Anche nell’edilizia abitativa, Pennington si oppone al tentativo di riprodurre l’espansione postbellica dell’occupazione dei proprietari, che riconosce come intrinsecamente conservatrice. Piuttosto, chiede una massiccia espansione dell’edilizia pubblica e sociale, nonché l’introduzione di schemi di equità condivisa e di alloggi cooperativi comuni nei paesi nordici. Facendo eco alle sue richieste per uno stile di riforma del posto di lavoro più “dal basso”, sostiene che il sistema di edilizia popolare “altamente burocratico e paternalistico” dovrebbe essere in parte devoluto in una rete di piccoli enti comunitari di edilizia popolare, con i residenti coinvolti nella vita quotidiana operazioni giornaliere.

In tutto il libro, Pennington identifica chiaramente il “neoliberismo” come il cattivo della sua narrativa. In effetti, dedica un intero capitolo a dettagliare la sua storia e gli effetti materiali e psicologici che ha avuto sul mondo. Tuttavia, non sembra disposta a identificare il suo progetto con una formazione politica specifica, sia essa la socialdemocrazia o il socialismo democratico.

Invece, presenta le sue richieste come una rianimazione del “Fair Go”, un termine che appare sempre in maiuscolo. Dati i frequenti riferimenti di Pennington al “neoliberismo” e gli occasionali commenti sulla “socialdemocrazia” o sullo “stato sociale”, questa non sembra essere una decisione stilistica progettata per evitare di sovraccaricare i lettori con il gergo politico.

Come riconosce Pennington, il concetto di “Fair Go” è piuttosto nebuloso ed è stato appropriato da persone di tutte le convinzioni politiche. Ma se così fosse, non sarebbe meglio piantare una bandiera politica più decisa? Presumibilmente, Pennington – oi suoi redattori – fanno appello al più ampio spettro di persone dalla mentalità progressista, alcune delle quali possono essere scoraggiate da termini storicamente caricati e spesso fraintesi. Può anche darsi che consideri le sue proposte un punto di partenza per una traiettoria politica che non vuole circoscrivere con etichette particolari.

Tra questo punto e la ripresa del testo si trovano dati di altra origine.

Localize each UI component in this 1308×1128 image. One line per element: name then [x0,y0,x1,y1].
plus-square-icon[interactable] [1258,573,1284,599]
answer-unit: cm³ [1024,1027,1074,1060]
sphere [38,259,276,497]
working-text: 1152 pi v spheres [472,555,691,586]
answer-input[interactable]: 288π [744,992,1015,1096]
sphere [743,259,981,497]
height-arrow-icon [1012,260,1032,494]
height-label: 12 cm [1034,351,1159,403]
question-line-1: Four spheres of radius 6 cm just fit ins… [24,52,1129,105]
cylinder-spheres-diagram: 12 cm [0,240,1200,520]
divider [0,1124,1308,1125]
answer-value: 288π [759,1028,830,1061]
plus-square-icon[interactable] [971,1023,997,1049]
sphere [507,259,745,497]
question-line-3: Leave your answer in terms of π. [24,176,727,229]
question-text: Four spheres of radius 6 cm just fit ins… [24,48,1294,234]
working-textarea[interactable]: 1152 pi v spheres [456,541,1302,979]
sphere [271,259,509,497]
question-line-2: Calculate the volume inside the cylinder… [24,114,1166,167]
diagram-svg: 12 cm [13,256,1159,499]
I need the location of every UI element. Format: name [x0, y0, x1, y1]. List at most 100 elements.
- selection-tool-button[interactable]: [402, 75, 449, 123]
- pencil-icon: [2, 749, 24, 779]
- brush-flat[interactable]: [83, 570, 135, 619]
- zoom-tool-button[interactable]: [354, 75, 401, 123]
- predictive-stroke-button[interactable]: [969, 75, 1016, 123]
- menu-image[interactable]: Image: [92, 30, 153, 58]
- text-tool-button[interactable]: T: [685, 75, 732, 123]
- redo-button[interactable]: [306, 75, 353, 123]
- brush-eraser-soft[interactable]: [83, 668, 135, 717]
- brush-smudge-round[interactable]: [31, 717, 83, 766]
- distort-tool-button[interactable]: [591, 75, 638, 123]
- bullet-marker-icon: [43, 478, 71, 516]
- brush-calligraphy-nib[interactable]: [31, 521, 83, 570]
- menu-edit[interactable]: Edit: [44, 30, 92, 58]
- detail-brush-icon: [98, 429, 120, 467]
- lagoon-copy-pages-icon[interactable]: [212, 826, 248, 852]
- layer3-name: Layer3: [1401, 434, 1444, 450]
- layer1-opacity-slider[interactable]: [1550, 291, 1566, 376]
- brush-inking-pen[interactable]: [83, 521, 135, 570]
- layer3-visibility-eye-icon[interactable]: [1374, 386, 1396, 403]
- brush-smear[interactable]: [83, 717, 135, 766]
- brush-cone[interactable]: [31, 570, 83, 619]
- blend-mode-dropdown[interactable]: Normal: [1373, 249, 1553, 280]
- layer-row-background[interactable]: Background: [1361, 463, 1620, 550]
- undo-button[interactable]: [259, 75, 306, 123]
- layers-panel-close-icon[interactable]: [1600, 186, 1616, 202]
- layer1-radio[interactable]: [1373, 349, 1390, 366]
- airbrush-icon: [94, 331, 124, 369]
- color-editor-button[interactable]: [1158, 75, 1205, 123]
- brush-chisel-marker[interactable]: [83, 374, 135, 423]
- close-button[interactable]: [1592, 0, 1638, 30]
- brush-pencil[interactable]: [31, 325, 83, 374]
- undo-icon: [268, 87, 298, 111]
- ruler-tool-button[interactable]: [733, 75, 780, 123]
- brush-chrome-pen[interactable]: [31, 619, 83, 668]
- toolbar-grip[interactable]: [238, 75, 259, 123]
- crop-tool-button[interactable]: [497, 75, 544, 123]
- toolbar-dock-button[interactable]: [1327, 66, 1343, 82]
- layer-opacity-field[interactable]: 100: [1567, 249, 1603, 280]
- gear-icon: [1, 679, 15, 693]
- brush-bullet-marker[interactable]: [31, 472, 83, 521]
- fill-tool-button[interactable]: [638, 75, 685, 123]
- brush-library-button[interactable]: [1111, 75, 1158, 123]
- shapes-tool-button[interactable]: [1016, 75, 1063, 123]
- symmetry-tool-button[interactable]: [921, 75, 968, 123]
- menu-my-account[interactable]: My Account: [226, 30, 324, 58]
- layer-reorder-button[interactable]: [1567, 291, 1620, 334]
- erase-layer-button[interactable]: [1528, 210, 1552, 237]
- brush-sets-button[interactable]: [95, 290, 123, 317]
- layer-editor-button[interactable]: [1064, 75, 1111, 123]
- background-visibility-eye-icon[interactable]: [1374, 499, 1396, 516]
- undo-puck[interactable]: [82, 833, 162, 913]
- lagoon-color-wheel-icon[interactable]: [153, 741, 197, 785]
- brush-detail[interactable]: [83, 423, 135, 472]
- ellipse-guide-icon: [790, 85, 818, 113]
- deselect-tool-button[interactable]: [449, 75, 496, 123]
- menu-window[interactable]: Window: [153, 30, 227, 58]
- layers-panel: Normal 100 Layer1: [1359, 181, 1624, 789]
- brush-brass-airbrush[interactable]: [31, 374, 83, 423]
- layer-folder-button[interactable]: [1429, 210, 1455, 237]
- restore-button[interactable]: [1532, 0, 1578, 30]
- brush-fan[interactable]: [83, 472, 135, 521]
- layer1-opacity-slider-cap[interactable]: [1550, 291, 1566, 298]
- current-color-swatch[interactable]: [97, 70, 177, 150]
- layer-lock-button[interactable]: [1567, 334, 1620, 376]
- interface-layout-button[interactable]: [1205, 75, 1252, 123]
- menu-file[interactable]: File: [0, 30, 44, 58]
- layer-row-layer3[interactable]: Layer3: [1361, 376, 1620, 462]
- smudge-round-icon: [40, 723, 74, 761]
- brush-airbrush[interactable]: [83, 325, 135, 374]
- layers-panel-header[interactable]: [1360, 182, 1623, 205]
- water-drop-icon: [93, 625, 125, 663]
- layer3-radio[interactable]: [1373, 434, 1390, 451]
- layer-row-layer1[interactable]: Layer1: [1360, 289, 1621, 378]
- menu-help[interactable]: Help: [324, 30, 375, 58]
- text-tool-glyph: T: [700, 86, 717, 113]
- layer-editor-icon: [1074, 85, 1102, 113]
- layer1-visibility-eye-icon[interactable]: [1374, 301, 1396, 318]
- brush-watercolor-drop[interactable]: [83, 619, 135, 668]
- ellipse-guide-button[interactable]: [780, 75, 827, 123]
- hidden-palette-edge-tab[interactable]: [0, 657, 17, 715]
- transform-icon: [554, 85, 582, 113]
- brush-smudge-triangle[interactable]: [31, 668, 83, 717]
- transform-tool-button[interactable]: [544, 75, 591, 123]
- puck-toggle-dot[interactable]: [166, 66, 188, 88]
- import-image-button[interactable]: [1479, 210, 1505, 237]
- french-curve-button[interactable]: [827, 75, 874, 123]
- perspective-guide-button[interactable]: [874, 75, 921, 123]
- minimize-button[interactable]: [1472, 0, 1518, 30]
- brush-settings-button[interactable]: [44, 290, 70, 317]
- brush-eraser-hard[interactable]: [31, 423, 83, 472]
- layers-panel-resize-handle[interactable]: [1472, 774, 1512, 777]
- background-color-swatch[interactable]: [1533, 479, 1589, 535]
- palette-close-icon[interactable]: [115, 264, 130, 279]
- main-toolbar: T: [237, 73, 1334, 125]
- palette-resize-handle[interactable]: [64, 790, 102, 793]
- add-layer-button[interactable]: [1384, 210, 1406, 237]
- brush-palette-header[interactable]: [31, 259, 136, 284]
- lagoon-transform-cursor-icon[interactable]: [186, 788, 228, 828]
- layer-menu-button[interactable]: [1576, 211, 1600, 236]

Allo stesso tempo, “Fair Go” e i vari altri australiani disseminati ovunque sembrano progettati per attingere a una presunta vena profonda di buon senso nazionale. In tutta onestà, è una strategia retorica comune descrivere le idee del tuo nemico come sconosciute e imposte, e le tue come saggezza convenzionale. Ed è vero, come sottolinea Pennington, che l’Australia ha alcune “tradizioni di potere popolare leader a livello mondiale”, come la lotta per una giornata di otto ore. Tuttavia, è tutt’altro che certo che questo linguaggio risuonerà con millennial e zoomer depoliticizzati. Solleva anche la domanda: se Pennington non vuole che la sinistra si orienti troppo rigidamente verso forme passate, è efficace usare un linguaggio che sembra così evocativo di un’altra epoca?

A poco più di cento pagine, Gen F’d a volte è a corto di dettagli. Tuttavia, il libro vuole chiaramente essere un manifesto breve e tagliente. E giudicato dalle convenzioni del genere, riesce ampiamente a distillare l’ampiezza e la profondità della critica di Pennington al neoliberismo in una forma accessibile e condensata.

Per quelli di una generazione più anziana che cercano di capire perché alcuni giovani fanno battute meschine sui Boomer su Internet, Gen F’d aiuterà. E allo stesso modo, se sei un giovane alle prese con la realtà che stai peggio della generazione dei tuoi genitori o dei tuoi nonni, Gen F’d giustificherà la tua ira. E, cosa più importante, ti fornirà un’analisi chiara di come le cose siano andate così male in primo luogo.